When the Labor Day Hurricane of 1935 slammed into Florida, the state’s population was approximately 1.6 million. In 1992, Florida’s population stood at around 13.5 million residents. Along with all those people came a bustling economy, huge metro areas and lots of infrastructure and assets.
To put some of the damage in perspective:
Astonishingly, Hurricane Andrew could have been a lot worse. If the hurricane had made landfall about twenty miles north it would have hit the Miami and Fort Lauderdale metro area head on, causing even more damage, injuries and deaths.
More than half of the property damaged in Hurricane Andrew was insured, resulting in a roughly $15.5 billion payout from insurance companies are reinsurers. A flaw in the insurance industry was exposed; catastrophic loss potential estimates weren’t accurate enough to give insurers a realistic idea of what a massive natural disaster like Hurricane Andrew would cost them.
Prior to Hurricane Andrew, insurance industry experts pictured a worst-case scenario in the $7 billion range. There was an early hurricane model at the time that estimated the max would cap out around $60 billion, but that number seemed so absurdly high that most companies didn’t pay much attention to the model.
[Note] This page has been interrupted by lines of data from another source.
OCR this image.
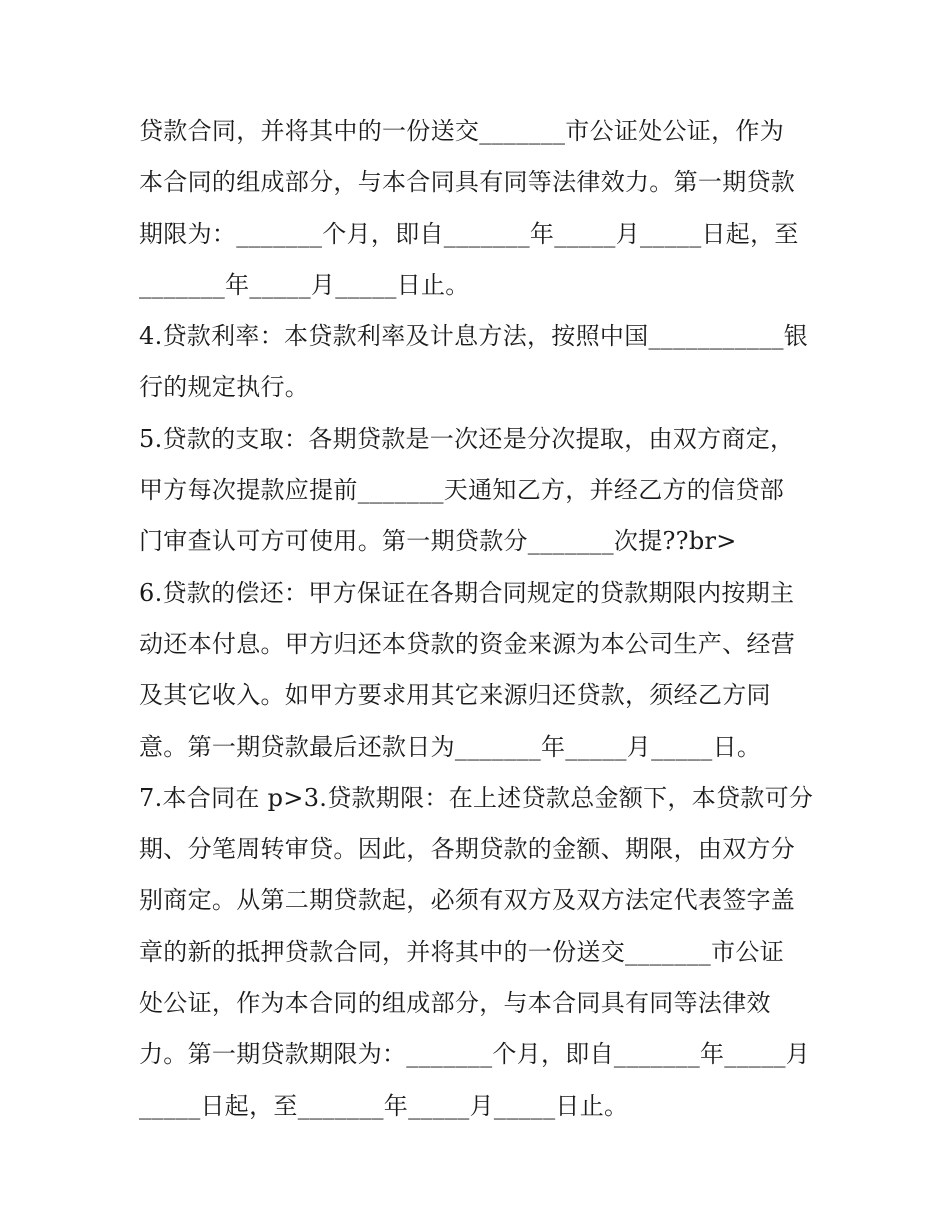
贷款合同，并将其中的一份送交_______市公证处公证，作为
本合同的组成部分，与本合同具有同等法律效力。第一期贷款
期限为：_______个月，即自_______年_____月_____日起，至
_______年_____月_____日止。
4.贷款利率：本贷款利率及计息方法，按照中国___________银
行的规定执行。
5.贷款的支取：各期贷款是一次还是分次提取，由双方商定，
甲方每次提款应提前_______天通知乙方，并经乙方的信贷部
门审查认可方可使用。第一期贷款分_______次提??br>
6.贷款的偿还：甲方保证在各期合同规定的贷款期限内按期主
动还本付息。甲方归还本贷款的资金来源为本公司生产、经营
及其它收入。如甲方要求用其它来源归还贷款，须经乙方同
意。第一期贷款最后还款日为_______年_____月_____日。
7.本合同在 p>3.贷款期限：在上述贷款总金额下，本贷款可分
期、分笔周转审贷。因此，各期贷款的金额、期限，由双方分
别商定。从第二期贷款起，必须有双方及双方法定代表签字盖
章的新的抵押贷款合同，并将其中的一份送交_______市公证
处公证，作为本合同的组成部分，与本合同具有同等法律效
力。第一期贷款期限为：_______个月，即自_______年_____月
_____日起，至_______年_____月_____日止。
One of the main reasons for the disconnect was the insurance company’s failure to track the growth of property prices. The valuation of many coastal properties had gone up considerably in the decades leading up to Hurricane Andrew, and the rebuild and replacement costs reflected those property value appreciations.
Some industry experts believe Hurricane Andrew single handedly pushed eight insurers to insolvency. The companies that couldn’t weather Hurricane Andrew were mostly state insurers that only operated in Florida. They had a lot more exposure as a percentage of their business than the larger national insurance companies.
The claims that couldn’t be paid by the insolvent companies ended up having to be paid by the Florida Insurance Guaranty Association. This association, mandated by the Florida Insurance Guaranty Association Act, helps ensure policy holders will still get compensated for their losses if their insurer runs out of money, albeit at the cost of the taxpayer rather than their insurer.
Insurance companies made several important changes after Hurricane Andrew, none of which have been great for policyholders.
Maybe most notably, they have essentially gotten out of the business of covering flood damage and instead force home and business owners to purchase separate FEMA flood insurance plans.
They also implemented the dreaded hurricane deductibles, which are usually required if you file a homeowners damage claim due to hurricane damage. These deductibles, whether it’s for a home, boat or other piece of property, are generally based on a percentage of the home’s valuation. You may need to pay 5 to 15 percent out of your own pocket before the insurance company steps in.
The insurance companies also became more aggressive advocates for building code reform and enforcement. Stronger structures should be able to stand up better to hurricanes, meaning fewer claims after future superstorms.
Changes were also made to catastrophe modeling to ensure insurance companies had a better idea of what a worst-case scenario can look like. Insurers have since boosted their reinsurance capital to ensure they can take the hit if that worst-case scenario ever comes to pass.